The lawsuit is one of a series of court challenges brought by the Center for Biological Diversity, often with partners, to reduce greenhouse gases from new development through the California Environmental Quality Act. Residents of the proposed Villages of Lakeview would generate at least 85,000 car trips daily, which would collectively add up to 294 million new miles of car travel each year. These car trips would significantly increase the county's greenhouse gas emissions and worsen air quality, which is already rated by the American Lung Association as some of the worst in the country.
"The last thing Riverside County needs is more sprawl, more empty houses and more gridlock. Planting a new city in the middle of a rural area adjacent to the San Jacinto Wildlife Area goes against the most basic principles of good land-use planning," said George Hague of Sierra Club's San Gorgonio Chapter. "Judge Waters rightly noted that the county should have properly analyzed the project's environmental effects before approving such a major change to the region."

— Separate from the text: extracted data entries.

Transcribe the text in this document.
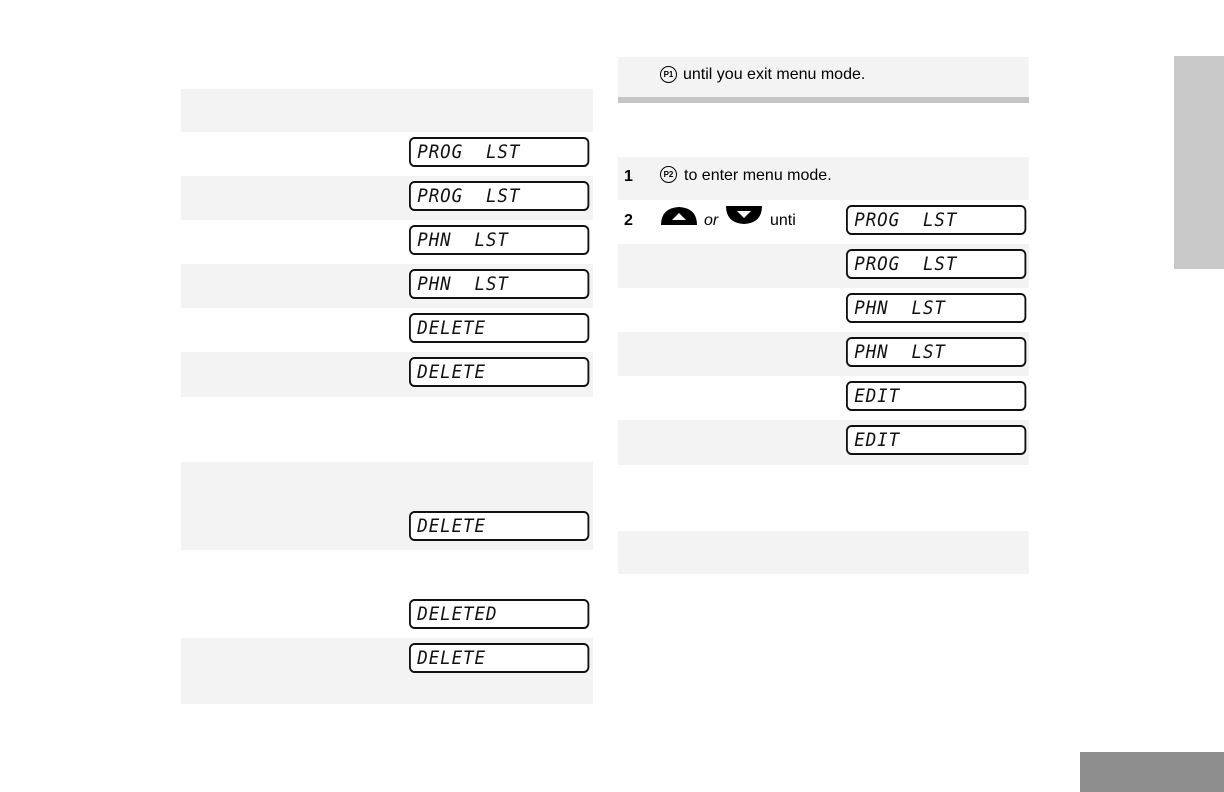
PROG  LST
PROG  LST
PHN  LST
PHN  LST
DELETE
DELETE
DELETE
DELETED
DELETE
P1 until you exit menu mode.
1	P2 to enter menu mode.
2	or	unti	PROG  LST
PROG  LST
PHN  LST
PHN  LST
EDIT
EDIT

At the Center for Biological Diversity, we believe that the welfare of human beings is deeply linked to nature — to the existence in our world of a vast diversity of wild animals and plants. Because diversity has intrinsic value, and because its loss impoverishes society, we work to secure a future for all species, great and small, hovering on the brink of extinction. We do so through science, law and creative media, with a focus on protecting the lands, waters and climate that species need to survive.